Ele também começou a trabalhar em livro intitulado “God Exists: A Philosophical Case for the Christian God” (“Deus Existe: o Argumento Filosófico a Favor do Deus Cristão”).
Outras conversões recentes
Sanger fundou a Wikipédia em 2001 ao lado de Jimmy Wales. Ele deixou o projeto no ano seguinte.
A trajetória espiritual dele não é inédita. É difícil saber se existe uma onda de conversões ao Cristianismo entre intelectuais respeitados. Mas, nos últimos anos, Larry Sanger foi precedido por outras figuras de peso.

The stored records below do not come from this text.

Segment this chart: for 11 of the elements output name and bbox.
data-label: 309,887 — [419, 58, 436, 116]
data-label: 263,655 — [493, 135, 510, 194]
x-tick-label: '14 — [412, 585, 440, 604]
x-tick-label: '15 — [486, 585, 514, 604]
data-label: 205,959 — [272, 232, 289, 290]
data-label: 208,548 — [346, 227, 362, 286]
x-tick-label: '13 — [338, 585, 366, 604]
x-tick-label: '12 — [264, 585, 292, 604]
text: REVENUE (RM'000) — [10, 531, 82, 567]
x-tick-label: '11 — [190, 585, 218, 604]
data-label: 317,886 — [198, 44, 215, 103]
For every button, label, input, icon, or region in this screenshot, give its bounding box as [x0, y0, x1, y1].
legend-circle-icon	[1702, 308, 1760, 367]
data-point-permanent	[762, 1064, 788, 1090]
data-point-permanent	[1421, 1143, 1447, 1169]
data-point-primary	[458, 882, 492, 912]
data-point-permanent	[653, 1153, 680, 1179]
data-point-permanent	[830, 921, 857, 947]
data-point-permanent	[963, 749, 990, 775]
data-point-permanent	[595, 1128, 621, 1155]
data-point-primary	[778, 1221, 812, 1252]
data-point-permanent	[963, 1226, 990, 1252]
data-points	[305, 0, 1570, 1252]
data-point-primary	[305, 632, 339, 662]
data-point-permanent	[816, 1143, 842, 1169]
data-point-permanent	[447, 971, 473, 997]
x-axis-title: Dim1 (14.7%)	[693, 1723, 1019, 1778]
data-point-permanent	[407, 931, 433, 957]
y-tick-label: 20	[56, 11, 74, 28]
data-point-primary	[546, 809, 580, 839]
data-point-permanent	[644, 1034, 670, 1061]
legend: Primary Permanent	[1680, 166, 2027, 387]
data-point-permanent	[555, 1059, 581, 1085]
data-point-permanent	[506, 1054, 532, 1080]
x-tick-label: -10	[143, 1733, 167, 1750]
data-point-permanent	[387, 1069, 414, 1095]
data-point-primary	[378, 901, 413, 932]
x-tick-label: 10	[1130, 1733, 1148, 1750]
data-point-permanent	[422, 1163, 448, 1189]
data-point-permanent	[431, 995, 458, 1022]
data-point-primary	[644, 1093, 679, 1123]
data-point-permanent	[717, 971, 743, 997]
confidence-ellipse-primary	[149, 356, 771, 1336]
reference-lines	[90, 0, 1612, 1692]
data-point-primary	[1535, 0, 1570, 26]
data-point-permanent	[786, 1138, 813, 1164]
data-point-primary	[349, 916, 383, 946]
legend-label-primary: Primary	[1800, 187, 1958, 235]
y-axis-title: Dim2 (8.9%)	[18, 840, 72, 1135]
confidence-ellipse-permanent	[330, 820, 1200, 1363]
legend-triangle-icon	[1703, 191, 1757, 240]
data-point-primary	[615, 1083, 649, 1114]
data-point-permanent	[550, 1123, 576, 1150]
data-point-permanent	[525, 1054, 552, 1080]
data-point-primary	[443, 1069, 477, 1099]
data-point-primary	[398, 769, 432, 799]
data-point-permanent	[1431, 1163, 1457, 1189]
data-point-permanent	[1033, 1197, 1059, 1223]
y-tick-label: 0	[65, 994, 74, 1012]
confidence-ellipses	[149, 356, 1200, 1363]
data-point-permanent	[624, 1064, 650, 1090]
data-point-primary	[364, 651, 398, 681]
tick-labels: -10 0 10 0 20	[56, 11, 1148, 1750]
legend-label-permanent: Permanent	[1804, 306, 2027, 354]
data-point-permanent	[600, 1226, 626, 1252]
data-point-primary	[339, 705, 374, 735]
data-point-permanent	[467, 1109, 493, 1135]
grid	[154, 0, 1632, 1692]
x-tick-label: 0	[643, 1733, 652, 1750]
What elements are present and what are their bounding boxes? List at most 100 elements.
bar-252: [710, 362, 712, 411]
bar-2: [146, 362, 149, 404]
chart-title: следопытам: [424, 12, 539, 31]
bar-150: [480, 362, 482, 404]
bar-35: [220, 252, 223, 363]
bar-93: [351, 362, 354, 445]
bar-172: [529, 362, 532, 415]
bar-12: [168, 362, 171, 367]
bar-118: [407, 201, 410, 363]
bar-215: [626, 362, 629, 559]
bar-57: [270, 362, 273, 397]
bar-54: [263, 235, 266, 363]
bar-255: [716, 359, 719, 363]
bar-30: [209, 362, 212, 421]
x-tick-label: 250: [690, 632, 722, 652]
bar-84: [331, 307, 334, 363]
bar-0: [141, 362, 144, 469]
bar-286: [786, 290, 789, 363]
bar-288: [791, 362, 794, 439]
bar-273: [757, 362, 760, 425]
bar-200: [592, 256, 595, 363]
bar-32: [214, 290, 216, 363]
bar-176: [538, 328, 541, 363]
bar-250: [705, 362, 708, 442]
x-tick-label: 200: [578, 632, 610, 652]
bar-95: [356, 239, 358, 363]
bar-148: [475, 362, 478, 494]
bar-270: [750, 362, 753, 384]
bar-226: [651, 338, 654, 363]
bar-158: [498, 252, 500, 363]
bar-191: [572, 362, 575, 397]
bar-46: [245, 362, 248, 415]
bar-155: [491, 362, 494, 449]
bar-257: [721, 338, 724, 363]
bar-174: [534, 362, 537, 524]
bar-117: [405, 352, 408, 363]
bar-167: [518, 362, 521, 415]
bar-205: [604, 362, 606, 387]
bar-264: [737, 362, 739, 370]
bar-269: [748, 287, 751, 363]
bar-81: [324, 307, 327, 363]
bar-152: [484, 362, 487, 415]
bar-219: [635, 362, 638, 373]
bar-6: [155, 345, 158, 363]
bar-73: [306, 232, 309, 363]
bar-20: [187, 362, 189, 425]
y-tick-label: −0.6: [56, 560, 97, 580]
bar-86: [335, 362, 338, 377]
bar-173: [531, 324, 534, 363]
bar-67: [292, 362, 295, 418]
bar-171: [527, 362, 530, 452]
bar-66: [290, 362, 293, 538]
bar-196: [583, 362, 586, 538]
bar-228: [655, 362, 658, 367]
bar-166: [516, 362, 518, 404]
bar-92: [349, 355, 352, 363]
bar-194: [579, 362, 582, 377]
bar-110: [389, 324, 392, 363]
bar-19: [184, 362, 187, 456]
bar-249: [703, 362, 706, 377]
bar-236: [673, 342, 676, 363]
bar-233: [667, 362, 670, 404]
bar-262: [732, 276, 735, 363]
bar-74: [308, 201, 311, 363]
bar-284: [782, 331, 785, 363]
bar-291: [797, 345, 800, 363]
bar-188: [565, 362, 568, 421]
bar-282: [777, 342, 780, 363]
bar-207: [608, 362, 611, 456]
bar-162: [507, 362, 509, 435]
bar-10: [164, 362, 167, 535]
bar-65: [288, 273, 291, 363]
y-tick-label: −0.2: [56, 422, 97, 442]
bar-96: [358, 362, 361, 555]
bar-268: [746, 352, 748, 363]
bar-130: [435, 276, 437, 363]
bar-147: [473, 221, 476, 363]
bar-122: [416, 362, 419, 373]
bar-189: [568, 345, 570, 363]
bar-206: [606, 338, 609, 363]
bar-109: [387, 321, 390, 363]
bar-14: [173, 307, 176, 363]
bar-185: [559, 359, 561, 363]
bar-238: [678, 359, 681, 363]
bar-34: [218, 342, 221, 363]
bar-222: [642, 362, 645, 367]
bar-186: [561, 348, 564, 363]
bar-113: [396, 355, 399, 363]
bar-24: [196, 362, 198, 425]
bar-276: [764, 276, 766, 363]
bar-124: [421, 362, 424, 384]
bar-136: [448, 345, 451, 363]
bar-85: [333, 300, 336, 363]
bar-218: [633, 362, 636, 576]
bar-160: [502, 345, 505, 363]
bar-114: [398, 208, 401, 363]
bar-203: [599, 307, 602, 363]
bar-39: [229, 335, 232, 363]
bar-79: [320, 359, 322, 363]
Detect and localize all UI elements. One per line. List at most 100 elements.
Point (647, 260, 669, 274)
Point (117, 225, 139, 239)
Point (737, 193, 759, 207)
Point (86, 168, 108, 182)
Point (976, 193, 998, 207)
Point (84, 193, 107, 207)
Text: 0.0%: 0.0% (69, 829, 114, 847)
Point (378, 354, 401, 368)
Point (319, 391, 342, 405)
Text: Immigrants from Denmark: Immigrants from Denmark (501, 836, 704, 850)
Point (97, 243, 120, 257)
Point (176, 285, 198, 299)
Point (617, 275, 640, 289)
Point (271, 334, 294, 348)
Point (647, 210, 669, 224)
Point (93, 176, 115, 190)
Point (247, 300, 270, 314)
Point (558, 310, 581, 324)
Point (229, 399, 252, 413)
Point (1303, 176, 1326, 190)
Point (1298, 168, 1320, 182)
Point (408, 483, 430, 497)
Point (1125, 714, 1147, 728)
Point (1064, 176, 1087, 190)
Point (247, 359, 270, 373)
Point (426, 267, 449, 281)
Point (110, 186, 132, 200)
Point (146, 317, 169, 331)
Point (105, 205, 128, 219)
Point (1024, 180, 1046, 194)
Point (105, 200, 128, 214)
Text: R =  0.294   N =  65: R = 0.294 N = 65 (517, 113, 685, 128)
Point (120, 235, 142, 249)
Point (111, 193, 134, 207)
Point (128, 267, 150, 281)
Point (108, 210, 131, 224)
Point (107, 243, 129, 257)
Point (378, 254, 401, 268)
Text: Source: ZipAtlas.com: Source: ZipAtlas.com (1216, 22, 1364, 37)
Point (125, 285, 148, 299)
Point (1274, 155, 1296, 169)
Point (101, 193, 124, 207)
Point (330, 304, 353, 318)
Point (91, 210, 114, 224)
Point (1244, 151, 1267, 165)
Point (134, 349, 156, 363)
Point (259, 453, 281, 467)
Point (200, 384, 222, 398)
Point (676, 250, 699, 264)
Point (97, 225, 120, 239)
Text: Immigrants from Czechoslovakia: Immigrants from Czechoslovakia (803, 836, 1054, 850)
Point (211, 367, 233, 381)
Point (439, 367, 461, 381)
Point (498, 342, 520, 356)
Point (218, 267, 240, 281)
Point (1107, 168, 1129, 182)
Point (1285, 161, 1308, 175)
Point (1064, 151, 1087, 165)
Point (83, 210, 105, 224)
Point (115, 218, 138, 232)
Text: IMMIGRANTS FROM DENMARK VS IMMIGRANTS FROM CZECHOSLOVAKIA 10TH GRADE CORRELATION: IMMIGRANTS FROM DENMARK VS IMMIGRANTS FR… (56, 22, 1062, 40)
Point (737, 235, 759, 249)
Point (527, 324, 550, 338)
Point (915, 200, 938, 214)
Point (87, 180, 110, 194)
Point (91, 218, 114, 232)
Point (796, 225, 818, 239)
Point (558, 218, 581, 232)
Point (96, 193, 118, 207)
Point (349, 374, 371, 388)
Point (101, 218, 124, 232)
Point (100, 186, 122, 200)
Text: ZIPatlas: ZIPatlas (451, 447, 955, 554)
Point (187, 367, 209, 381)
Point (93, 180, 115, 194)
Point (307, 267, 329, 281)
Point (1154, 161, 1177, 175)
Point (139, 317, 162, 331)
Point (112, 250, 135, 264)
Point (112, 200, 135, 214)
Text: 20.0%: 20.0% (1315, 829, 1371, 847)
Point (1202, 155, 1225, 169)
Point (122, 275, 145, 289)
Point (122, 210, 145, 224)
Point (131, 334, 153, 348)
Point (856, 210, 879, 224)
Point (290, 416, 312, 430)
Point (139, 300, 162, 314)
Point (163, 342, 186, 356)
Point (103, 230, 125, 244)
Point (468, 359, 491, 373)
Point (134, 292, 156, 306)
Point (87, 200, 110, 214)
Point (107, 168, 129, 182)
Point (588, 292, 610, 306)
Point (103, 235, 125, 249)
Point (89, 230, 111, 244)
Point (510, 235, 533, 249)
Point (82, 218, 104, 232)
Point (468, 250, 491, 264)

Um deles foi o filósofo e autor britânico Philip Goff, que no ano passado tornou pública sua conversão do ateísmo ao Cristianismo (ainda que uma forma peculiar de Cristianismo). Ele afirma ter sido compelido pelos argumentos a favor da existência de Deus.
Em 2023, a escritora Ayaan Hirsi Ali também anunciou sua conversão à religião cristã.
Antes deles, outro filósofo conhecido pela defesa enfática do ateísmo, Antony Flew, passou a acreditar em Deus e escreveu um livro no qual explica ter sido convencido pelas evidências científicas a favor de um criador. A obra foi publicada em 2008 com o nome de “Deus existe”.
O ateu mais famoso do mundo, Richard Dawkins, continua descrente, mas afirmou em 2024 que se considera “culturalmente cristão”.
Dados do “Cooperative Election Study” (Estudo Eleitoral Cooperativo), da Universidade de Harvard, mostram que — pelo menos nos Estados Unidos — pessoas com diploma universitário vão à igreja com mais frequência do que as que têm menos anos de estudo.